Motivation

Following are some problems outlined with ROS and rospy that motivates the use of rosonic. However, no rosonic code will be found here.

ROS Nodes

When creating a node in ROS, it will typically look something like any of the examples below.

#! /usr/bin/env python

import rospy


## Publisher pattern ##

def main():

    # initialization
    pub = rospy.Publisher(...)
    rate = rospy.Rate(...)

    # main loop
    while not rospy.is_shutdown():
        pub.publish(...)
        rate.sleep()

if __name__ == '__main__':
    rospy.init_node('my_node')

    try:
        main()
    except rospy.ROSInterruptException:
        pass


## Subscriber pattern ##

def callback(msg):
    ...

def main():

    # initialization
    Subscriber(..., callback)

    # main loop
    rospy.spin()

if __name__ == '__main__':
    rospy.init_node('my_node')
    main()


## Pub-Sub pattern ##

def callback(msg, args):
    (pub1, pub2) = args

    pub1.publish(...)

    pub2.publish(...)

def main():

    # initialization
    pub1 = Publisher(...)
    pub2 = Publisher(...)
    Subscriber(..., callback, (pub1, pub2))

    # main loop
    rospy.spin()

if __name__ == '__main__':
    rospy.init_node('my_node')
    main()

Neither of these are very complicated. However, this is mainly since they follow a clear design pattern. When developing, especially in research- oriented projects,following design patterns are often second priority and complexity tend to get out of hand.
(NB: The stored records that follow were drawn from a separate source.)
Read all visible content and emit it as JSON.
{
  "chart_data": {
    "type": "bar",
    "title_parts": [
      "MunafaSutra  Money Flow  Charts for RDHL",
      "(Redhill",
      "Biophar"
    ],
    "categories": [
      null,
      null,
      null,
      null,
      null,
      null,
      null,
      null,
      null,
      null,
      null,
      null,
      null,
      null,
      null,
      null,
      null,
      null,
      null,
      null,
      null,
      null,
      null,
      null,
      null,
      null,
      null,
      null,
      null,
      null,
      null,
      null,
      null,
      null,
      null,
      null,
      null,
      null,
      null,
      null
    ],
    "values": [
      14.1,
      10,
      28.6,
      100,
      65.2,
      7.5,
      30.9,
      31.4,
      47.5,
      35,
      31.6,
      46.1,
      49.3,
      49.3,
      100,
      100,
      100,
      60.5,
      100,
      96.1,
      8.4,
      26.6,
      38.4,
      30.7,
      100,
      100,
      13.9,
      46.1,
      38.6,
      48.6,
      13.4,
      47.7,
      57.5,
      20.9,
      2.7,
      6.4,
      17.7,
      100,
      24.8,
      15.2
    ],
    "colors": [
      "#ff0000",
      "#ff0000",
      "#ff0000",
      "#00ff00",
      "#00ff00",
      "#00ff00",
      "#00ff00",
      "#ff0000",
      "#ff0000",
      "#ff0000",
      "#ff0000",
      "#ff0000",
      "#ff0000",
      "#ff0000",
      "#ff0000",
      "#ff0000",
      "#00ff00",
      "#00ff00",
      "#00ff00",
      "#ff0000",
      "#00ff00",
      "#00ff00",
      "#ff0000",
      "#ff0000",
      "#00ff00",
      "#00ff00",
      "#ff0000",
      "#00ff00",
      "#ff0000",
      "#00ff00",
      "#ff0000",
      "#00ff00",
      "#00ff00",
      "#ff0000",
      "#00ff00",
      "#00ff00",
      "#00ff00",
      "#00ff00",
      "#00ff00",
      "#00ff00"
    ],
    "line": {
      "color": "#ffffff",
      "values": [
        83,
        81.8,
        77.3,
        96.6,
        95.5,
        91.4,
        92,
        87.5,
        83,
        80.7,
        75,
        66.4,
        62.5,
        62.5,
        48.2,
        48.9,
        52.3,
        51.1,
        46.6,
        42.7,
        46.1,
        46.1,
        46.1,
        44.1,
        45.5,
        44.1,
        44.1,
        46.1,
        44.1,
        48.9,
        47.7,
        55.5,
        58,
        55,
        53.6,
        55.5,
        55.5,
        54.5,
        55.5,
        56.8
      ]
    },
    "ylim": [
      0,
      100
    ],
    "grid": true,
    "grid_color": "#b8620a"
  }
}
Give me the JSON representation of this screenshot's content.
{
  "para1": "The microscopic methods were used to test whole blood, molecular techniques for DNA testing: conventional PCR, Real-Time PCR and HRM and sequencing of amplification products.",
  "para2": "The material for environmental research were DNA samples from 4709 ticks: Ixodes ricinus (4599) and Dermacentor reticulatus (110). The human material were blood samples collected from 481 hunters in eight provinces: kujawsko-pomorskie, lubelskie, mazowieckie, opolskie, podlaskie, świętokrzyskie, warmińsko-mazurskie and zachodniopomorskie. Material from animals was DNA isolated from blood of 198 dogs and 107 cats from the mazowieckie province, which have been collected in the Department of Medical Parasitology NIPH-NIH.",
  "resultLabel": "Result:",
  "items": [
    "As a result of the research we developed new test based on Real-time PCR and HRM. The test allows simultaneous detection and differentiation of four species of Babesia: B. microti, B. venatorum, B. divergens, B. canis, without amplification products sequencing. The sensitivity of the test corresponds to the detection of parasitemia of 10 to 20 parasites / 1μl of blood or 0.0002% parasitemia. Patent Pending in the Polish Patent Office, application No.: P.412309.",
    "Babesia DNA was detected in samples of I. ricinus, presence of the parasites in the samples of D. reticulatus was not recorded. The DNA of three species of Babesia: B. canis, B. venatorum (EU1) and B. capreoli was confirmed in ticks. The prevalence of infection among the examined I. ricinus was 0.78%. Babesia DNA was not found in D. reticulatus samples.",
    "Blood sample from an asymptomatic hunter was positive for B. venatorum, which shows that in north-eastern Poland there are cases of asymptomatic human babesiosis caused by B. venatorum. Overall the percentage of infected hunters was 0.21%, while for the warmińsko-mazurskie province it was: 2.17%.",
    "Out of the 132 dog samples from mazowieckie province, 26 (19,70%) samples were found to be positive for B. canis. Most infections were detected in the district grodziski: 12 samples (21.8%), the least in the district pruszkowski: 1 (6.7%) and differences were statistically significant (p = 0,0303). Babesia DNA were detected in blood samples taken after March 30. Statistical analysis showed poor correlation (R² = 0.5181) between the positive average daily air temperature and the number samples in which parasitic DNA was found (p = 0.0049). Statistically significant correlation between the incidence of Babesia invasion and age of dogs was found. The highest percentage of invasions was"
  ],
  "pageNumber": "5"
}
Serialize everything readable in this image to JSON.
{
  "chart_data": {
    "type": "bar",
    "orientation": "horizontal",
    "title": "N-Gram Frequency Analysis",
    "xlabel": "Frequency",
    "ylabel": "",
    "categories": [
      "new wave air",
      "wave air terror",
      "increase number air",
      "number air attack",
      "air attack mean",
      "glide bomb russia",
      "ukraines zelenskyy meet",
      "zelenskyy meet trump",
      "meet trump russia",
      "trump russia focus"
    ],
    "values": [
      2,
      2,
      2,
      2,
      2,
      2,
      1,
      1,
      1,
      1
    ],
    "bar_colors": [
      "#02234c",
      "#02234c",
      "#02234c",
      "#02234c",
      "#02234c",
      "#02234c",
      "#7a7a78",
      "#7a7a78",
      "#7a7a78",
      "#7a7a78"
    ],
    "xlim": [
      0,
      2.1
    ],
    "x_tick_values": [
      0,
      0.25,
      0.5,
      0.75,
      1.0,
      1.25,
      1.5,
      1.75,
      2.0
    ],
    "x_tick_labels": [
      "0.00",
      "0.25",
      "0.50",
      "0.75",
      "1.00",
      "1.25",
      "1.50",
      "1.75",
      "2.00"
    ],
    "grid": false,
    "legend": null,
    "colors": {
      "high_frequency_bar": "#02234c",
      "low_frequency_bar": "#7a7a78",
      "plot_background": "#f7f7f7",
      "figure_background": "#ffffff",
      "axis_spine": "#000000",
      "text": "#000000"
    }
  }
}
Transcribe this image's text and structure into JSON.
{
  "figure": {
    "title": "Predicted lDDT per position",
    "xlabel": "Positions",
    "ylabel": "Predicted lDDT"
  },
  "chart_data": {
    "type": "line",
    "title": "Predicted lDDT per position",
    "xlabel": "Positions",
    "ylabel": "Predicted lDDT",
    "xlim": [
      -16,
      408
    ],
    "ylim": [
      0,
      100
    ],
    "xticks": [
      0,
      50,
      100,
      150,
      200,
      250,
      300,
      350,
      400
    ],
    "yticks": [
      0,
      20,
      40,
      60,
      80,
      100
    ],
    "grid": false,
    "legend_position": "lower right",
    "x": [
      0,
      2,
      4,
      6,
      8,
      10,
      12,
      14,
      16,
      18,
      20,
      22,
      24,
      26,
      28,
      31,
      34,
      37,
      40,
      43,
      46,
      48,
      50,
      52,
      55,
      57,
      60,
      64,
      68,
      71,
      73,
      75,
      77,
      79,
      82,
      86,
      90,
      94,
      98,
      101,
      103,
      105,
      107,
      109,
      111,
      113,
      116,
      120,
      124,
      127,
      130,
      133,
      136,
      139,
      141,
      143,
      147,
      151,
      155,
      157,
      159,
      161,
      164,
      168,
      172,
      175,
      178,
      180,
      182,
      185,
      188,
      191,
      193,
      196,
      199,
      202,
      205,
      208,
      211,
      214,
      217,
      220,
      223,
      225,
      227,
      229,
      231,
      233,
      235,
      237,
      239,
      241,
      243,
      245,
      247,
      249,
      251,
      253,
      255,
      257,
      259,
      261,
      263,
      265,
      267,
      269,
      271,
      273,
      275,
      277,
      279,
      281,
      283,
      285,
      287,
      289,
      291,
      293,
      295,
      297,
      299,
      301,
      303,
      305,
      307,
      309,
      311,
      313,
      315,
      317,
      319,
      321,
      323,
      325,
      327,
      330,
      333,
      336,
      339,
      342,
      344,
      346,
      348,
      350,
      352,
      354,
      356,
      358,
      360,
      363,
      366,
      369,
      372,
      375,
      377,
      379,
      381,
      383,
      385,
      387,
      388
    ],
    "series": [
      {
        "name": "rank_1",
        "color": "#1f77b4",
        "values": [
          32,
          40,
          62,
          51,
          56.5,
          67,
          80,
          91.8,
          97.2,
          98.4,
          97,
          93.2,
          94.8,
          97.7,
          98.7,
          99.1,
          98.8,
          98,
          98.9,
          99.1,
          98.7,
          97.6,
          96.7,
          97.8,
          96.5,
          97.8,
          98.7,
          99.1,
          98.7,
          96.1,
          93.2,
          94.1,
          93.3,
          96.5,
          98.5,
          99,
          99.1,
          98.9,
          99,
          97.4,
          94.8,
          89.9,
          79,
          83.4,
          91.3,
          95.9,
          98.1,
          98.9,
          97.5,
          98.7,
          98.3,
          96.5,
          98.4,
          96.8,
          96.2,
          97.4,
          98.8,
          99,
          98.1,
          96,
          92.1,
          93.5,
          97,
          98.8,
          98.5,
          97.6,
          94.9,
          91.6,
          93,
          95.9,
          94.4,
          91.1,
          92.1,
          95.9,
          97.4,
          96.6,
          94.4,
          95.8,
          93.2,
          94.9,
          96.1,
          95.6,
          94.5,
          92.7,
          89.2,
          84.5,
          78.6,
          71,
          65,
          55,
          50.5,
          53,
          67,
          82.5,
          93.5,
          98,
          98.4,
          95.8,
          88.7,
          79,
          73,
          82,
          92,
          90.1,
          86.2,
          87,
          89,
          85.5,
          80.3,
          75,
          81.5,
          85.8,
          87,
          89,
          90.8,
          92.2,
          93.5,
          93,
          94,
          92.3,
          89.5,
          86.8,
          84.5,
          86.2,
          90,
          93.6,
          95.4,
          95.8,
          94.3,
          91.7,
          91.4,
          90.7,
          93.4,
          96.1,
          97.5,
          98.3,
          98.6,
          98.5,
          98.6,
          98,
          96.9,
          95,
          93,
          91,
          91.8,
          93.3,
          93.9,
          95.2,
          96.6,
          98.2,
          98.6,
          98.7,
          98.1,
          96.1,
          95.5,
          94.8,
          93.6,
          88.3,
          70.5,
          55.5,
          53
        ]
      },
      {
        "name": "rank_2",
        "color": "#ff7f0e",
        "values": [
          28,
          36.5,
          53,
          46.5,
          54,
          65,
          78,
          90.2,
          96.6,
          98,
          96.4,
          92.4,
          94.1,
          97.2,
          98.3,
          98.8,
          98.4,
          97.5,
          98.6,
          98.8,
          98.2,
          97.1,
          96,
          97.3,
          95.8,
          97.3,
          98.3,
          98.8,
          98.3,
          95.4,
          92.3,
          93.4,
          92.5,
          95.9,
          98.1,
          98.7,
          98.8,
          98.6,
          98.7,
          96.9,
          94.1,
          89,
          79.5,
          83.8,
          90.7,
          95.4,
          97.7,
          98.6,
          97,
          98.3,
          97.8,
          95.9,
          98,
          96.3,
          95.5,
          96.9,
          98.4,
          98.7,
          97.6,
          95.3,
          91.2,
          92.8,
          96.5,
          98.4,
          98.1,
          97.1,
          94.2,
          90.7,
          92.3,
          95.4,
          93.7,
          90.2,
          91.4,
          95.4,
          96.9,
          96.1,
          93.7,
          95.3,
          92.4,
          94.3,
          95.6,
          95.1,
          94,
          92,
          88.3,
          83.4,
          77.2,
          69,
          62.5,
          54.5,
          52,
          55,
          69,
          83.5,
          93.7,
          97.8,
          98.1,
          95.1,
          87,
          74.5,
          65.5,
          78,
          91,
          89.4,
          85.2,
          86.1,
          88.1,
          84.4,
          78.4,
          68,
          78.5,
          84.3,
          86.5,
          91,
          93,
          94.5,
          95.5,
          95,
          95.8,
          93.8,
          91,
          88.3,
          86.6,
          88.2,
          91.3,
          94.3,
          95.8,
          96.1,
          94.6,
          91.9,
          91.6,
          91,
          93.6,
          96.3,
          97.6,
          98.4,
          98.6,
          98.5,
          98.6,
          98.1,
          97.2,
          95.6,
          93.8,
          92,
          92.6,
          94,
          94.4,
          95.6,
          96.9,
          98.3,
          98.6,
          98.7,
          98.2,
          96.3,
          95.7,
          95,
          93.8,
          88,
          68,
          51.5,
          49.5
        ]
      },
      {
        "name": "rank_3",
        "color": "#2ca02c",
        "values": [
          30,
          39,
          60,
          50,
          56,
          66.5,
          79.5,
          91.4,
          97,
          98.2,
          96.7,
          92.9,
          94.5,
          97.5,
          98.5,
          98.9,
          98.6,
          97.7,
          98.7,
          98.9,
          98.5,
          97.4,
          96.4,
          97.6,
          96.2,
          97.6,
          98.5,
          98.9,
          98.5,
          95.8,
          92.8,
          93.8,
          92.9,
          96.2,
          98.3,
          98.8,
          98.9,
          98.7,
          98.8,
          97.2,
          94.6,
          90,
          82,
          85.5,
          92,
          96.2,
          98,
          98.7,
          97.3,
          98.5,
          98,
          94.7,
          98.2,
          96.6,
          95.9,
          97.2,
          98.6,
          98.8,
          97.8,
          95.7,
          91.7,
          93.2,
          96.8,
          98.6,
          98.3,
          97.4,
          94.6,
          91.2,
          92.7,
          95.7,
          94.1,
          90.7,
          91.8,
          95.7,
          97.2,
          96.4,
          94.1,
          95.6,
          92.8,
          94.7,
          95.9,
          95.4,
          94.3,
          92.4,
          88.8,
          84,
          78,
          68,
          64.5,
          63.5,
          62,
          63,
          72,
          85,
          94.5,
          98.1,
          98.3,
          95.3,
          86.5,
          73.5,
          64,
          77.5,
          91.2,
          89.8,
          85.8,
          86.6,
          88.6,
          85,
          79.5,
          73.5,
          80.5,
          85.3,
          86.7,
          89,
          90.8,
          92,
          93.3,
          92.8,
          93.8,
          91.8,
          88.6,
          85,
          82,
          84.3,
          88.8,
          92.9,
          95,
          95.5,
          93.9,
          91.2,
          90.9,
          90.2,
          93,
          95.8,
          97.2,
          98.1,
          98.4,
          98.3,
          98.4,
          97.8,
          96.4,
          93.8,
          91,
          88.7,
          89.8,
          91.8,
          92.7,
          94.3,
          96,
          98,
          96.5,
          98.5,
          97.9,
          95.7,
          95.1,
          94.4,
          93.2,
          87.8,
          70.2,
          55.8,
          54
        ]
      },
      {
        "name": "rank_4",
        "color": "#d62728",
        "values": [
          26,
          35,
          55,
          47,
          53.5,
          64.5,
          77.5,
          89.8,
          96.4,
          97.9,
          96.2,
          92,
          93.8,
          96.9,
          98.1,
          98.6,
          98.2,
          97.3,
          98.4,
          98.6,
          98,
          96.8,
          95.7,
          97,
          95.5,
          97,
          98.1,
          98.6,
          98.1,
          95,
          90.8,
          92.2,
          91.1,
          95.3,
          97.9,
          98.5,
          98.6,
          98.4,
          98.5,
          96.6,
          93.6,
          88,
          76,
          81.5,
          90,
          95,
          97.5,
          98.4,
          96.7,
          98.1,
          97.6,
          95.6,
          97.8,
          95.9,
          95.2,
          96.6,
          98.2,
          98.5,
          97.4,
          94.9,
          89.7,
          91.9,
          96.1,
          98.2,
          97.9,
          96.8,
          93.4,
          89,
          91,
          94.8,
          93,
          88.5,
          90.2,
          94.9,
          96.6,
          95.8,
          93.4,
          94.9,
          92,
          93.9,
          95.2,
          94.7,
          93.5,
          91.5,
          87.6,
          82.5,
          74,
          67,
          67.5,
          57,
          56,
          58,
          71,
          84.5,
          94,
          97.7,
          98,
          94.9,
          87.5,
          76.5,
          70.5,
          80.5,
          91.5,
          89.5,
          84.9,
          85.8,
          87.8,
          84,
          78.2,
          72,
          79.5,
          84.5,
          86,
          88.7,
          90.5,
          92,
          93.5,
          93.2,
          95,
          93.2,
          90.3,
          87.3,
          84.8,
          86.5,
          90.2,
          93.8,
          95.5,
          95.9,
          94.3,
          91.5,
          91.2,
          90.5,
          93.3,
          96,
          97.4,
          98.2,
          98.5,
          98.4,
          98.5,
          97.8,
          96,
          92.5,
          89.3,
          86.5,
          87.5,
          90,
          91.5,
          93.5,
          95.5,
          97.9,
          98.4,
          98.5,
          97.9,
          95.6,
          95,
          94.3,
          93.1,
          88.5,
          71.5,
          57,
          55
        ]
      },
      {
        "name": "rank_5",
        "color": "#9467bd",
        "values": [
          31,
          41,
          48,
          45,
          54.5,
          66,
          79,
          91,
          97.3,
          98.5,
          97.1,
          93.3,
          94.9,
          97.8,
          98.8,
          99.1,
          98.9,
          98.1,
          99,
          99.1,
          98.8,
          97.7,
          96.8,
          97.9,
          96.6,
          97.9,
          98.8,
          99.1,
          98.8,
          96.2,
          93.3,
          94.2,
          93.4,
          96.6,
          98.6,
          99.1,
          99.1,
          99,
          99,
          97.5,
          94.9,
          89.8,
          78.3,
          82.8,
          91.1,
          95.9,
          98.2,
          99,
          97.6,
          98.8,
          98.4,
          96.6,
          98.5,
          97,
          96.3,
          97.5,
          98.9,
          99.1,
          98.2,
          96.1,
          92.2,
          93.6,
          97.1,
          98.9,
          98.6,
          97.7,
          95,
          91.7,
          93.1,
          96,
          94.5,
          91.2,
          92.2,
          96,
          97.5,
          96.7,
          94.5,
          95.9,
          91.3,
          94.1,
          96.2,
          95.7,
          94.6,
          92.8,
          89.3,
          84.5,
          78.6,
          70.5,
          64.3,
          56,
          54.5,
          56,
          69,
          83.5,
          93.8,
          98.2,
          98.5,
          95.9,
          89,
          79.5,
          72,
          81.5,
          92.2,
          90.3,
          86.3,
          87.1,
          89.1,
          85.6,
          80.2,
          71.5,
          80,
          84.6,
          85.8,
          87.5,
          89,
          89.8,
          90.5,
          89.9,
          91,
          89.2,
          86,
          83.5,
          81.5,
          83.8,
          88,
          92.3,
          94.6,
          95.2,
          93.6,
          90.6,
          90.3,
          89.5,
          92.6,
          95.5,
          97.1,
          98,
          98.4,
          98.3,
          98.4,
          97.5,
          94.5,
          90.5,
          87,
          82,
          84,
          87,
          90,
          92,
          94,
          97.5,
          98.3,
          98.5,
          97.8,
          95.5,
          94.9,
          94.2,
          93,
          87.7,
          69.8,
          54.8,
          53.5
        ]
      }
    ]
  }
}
This is especially true when you start using other ROS concepts more and more.

For new users there is also the overhead of learning what a ROS node is, how it behaves and how they relate to other ROS concepts. It may be easy to explain that ROS starts a separate process that runs your python script as a standalone program, the script declares itself to be ROS node with rospy.init_node, opens communication channels for any of your topics, and then it executes your logic. However, that is probably unclear for any developers/researcher that gets thrown into ROS for the first time.

As a minor example, how should you design a subscribe-publish node? To clarify, you node should subscribe to some topic, augment the incoming data then, on a new topic, publish it. Should you initialize in main? How does callback then have your pub? Maybe you declare pub globally, but that’s a Python anti-pattern! Of course you can solve this neatly and in many ways, but there is nothing in rospy that motivates you to follow best-practice and/or a good design patter. Below is one solution where pub is sent as an argument to callback but you can imagine how that can get out of hand with more publisher and subscribers. The initialization is moved to a dedicated function and, like previously, the node ends on rospy.spin().

#! /usr/bin/env python

import rospy

def callback(msg, pub):
    pub.publish(...)

def init():
    pub = rospy.Publisher(...)
    rospy.Subscriber(..., callback, pub)

if __name__ == '__main__':
    rospy.init_node('my_node')
    init()
    rospy.spin()

ROS Parameters

Enough about design patterns! I don’t care about writing nice code, why should I care about rosonic?

Now, let me tell you! Surely the most important problems to solve are those that cause mild inconvenience. rosonic will help you once again before you can say “ROS parameters”! Let’s look at a typical scenario…

#! /usr/bin/env python

import rospy

use_filter = True

def main():
    global use_filter

    # initialize

    has_image2 = rospy.has_param('~image2')
    assert has_image2, 'Parameter "image2" is missing!'

    image1 = rospy.get_param('~image1', 'image1')
    image2 = rospy.get_param('~image2')
    use_filter = rospy.get_param('~use_filter', True)

    pub = rospy.Publisher(image1, ...)
    Subscriber(image2, ...)

    # main loop

    rospy.spin()

def callback(msg):

    if use_filter:
        ...

    ...


if __name__ == '__main__':
    main()

There are multiple problems with passing topic names through parameters, a very typical use case. Firstly, the distinction between '~image1' and 'image1' is not very clear (a problem not solved by rosonic). Many times '~image1' may have the default value 'image1' as well! Secondly, asserting that required parameters, such as '~image2', exists is clunky. Thirdly, parameter values must be passed to different functions/scopes or declared global (same problem as pub before).